Bourn Hall Clinic was founded in 1980 by IVF pioneers Mr Patrick Steptoe and Professor Robert Edwards, who were responsible for the conception of Louise Brown, the world's first IVF or test-tube baby in 1978. Since its foundation the clinic has assisted in the conception of over 10,000 babies.
Following the death of Patrick Steptoe in 1988, Peter Brinsden was appointed Medical Director in March 1989. The current Medical Director, appointed in 2006, is Dr Thomas Mathews MD FRCOG.
Bourn Hall Clinic is one of five fertility centres selected by the NHS East of England Specialised Commissioning Group to provide treatment to patients in the region. As of 1 May 2009, childless couples in Cambridgeshire, Norfolk, Suffolk, Essex, Bedfordshire and Hertfordshire will be able to access up to three cycles of IVF, plus a further three frozen embryo transfers.

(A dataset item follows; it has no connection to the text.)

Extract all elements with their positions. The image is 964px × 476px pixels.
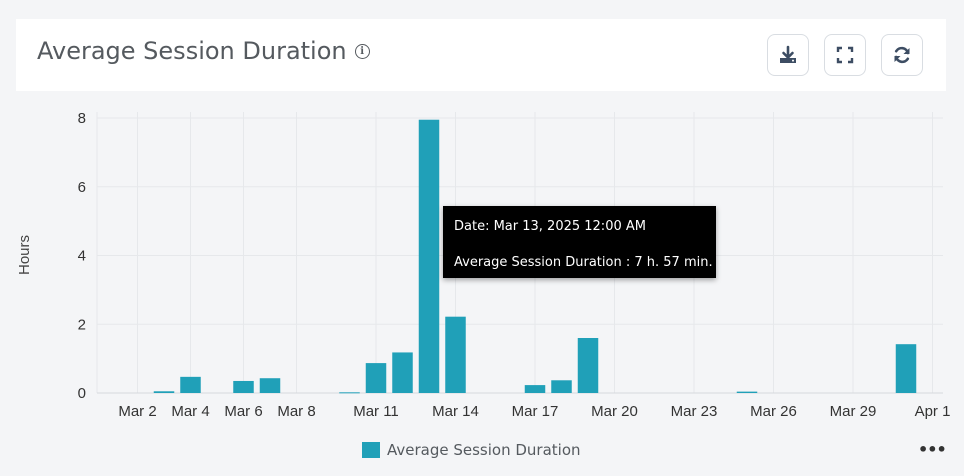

A breakthrough that occurred in Bourn Hall’s early days was the application of cryobiology to IVF, allowed embryos to be frozen for transfer at a later date. The first "frozen babies" were born in 1984. Bourn Hall also led the way in offering in vitro fertilisation surrogacy. They treated the first couple in the United Kingdom in 1988 and the first IVF surrogacy child was born in 1989.
The world’s first baby born as a result of directly injecting a single sperm into the centre of an oocyte was conceived at Bourn Hall. Since this birth in 1992 "intracytoplasmic sperm injection" or ICSI has been adopted by IVF clinics around the world.